As we noted in the blog post on the D5-P5336, the indirection unit (IU) of that device has increased from 4K to 16K. That means writing blocks four times the size of a typical SSD but with the need to deploy less DRAM. Increasing the IU reduces the volume of metadata being stored and also the DRAM requirement. However, this technique also increases the write amplification. Where, for example, a host aligned to the 4K block size would see a 1:1 ratio of host to device writes (roughly speaking), with the D5-P5336, each write only partially writes an IU, creating the write amplification. The most ideal scenario would be writing larger blocks, for example, sequential I/O.

Host FTL

How will vendors solve the write amplification issue for increasingly larger SSDs? Solidigm is proposing using CSAL, an open-source software solution that creates a host flash translation layer. CSAL is part of the SPDK (Storage Performance Development Kit), developed and first released by Intel in 2014.

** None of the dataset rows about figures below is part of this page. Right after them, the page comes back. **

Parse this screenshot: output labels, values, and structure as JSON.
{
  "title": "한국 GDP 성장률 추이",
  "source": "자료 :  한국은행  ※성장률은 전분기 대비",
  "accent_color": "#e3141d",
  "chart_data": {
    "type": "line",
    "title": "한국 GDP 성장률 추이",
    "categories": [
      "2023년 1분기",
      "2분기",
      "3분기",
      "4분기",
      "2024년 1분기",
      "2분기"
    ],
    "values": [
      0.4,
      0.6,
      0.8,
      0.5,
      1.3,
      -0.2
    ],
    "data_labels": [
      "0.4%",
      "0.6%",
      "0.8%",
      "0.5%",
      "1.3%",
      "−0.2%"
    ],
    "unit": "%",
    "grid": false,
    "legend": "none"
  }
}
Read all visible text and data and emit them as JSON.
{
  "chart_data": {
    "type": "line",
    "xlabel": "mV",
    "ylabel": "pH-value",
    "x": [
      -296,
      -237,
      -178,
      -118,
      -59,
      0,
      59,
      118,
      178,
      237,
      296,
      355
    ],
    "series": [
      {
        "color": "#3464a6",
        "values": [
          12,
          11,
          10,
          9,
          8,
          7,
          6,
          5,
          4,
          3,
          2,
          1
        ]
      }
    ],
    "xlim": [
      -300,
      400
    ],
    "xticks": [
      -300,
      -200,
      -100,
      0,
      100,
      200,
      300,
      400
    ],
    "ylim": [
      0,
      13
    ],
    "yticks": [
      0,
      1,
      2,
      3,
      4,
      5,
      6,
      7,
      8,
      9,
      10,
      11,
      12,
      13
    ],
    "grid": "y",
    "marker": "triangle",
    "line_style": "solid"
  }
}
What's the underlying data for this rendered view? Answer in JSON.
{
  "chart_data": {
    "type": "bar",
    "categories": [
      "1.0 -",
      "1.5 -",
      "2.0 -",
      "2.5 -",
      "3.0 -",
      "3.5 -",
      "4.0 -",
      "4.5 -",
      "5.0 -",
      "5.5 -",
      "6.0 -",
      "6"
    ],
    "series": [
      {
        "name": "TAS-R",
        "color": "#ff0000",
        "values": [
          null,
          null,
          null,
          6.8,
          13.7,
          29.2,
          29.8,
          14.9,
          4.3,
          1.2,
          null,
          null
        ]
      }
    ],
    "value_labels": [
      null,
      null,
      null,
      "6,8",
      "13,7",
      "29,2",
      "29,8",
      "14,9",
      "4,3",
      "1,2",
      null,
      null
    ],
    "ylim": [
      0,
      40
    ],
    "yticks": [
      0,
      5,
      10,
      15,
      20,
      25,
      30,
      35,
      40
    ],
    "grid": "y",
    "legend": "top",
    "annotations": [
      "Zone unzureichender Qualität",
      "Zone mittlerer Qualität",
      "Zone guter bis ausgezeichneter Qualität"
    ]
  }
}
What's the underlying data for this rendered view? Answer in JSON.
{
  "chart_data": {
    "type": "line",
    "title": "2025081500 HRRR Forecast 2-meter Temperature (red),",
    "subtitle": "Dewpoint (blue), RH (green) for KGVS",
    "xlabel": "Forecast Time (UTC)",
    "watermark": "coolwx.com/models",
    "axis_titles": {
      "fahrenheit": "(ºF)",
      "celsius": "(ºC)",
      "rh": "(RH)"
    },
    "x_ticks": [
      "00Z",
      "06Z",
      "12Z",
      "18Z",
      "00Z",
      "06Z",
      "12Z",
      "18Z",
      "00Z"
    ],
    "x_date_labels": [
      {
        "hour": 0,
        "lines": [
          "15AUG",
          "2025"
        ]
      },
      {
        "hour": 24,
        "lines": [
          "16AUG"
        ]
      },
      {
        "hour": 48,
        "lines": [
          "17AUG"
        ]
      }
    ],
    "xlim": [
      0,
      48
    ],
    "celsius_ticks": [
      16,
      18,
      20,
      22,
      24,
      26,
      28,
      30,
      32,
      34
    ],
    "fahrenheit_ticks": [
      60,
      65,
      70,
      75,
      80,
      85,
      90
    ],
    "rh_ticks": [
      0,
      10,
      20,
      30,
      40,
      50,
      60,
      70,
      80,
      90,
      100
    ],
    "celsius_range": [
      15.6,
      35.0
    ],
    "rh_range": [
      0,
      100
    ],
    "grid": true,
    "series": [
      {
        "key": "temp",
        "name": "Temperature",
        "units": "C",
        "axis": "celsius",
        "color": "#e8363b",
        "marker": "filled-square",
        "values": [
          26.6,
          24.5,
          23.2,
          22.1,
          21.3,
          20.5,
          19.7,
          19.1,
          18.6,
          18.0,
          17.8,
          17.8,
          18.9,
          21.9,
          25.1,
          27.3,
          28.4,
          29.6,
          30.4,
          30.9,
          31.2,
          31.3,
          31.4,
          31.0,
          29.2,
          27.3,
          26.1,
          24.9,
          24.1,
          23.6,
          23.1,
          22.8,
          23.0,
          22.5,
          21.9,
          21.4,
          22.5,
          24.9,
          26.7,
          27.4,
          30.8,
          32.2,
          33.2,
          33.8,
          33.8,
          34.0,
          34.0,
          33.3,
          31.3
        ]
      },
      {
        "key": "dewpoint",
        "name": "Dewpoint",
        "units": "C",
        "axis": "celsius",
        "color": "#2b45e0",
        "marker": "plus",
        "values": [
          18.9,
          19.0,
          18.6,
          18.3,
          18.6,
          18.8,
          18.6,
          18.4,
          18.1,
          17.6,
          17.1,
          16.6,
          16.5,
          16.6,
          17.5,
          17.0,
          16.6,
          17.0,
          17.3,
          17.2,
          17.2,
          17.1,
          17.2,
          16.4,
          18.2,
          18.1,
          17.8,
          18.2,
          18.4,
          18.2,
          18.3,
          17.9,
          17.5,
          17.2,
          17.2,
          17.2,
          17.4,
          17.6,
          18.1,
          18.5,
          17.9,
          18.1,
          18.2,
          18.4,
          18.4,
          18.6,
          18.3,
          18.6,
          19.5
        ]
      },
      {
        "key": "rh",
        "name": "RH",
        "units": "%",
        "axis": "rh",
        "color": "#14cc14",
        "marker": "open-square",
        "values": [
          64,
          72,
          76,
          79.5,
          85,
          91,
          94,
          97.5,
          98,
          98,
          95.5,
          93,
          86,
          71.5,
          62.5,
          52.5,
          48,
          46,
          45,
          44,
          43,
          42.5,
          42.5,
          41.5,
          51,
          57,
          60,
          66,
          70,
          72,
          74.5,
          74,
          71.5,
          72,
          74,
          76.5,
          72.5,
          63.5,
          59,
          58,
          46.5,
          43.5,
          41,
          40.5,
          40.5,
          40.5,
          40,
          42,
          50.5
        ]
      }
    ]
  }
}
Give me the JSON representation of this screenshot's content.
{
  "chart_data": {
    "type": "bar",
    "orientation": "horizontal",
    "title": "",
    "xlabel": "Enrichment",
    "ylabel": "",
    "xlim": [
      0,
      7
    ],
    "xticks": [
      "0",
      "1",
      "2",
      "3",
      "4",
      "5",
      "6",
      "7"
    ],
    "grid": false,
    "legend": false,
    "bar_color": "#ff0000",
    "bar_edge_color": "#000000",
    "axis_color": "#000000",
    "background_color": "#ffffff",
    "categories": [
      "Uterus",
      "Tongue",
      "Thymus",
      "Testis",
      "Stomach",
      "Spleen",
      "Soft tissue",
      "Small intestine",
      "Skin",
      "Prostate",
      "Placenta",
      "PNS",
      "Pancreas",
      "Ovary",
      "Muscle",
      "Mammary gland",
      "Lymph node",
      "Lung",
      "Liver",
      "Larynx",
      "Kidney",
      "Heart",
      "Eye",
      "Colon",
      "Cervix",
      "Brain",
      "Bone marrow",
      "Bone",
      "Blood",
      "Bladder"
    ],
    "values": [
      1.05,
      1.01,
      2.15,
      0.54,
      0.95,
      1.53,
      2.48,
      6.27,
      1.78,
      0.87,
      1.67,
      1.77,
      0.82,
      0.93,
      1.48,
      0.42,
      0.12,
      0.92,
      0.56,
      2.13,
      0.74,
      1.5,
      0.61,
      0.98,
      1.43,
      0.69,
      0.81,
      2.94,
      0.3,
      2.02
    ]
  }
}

CSAL introduces a virtual device driver, exposing aggregate devices to a host server while managing the placement of data on either SLC or QLC media. The concept is similar to the Synergy storage driver we discussed in this post on the Solidigm P41 from August 2022.

CSAL mitigates the issues of write amplification by using an SLC buffer like the D7-P5810 to absorb write I/O before eventually placing data onto the QLC layer. When data does eventually reach QLC, the write I/O size can be more sympathetic to the IU of the QLC device, in turn reducing the write amplification issues on that media.

StorONE & VAST

The concepts used in CSAL are not new. Caching has been around forever, while cascaded tiering existed in products like Compellent Technologies from the early 2000s. VAST Data and StorONE are two current storage companies using a similar approach to CSAL, where I/O is accumulated in a fast storage tier (either SLC or persistent memory) and then structured to write efficiently to lower endurance media.

You can read about StorONE in this post from 2020 that discusses the AFAn.

You can read about VAST Data in this post from 2019 that introduces the technology.

Retrofit

So, if you’re building storage into your server, then CSAL and a combination of SLC/QLC could be for you. How will the use of large-capacity SSD media affect storage array vendors?

Pure Storage already uses a custom SSD solution called DirectFlash. We’ve been discussing this technology for many years and have included some blog posts and podcast references here. As Pure Storage manages the FTL, its systems can optimise the amount of DRAM in use, mitigating the impact of DRAM sprawl.

IBM uses FlashCore Modules (FCMs), which could potentially work together to mitigate the DRAM issue, although we’ve not seen any evidence of IBM taking this route.

For the remaining enterprise storage vendors, will their product architectures easily accommodate the CSAL tiering model, or will they have other techniques to solve the problem?

The Architect’s View®

It’s clear that large-capacity SSDs represent a conundrum for enterprise storage vendors. While some may claim the demand for 32TB+ drives is not there yet, it’s clear that eventually, these drive capacities will be adopted, and the SSD vendor mitigation route for the DRAM issue is to tier.

CSAL, or whatever vendors choose to implement, needs to support redundancy and an ability to size the SLC and QLC tiers independently. We haven’t seen any vendor roadmap to suggest the IU size is being addressed, so we can’t say where the industry stands at this point.

Two alternatives could appear. First, vendors could provide DRAM-less drives and let the host do the FTL management. These types of SSDs already exist. Second, the large-capacity SSDs could do more to internally manage an SLC cache, implementing CSAL within a single SSD. We haven’t seen this being discussed (yet).

We will be watching with interest to see how storage array vendors choose to support large-capacity drives. This feature could be a differentiator for vendors in the next evolution of all-flash storage.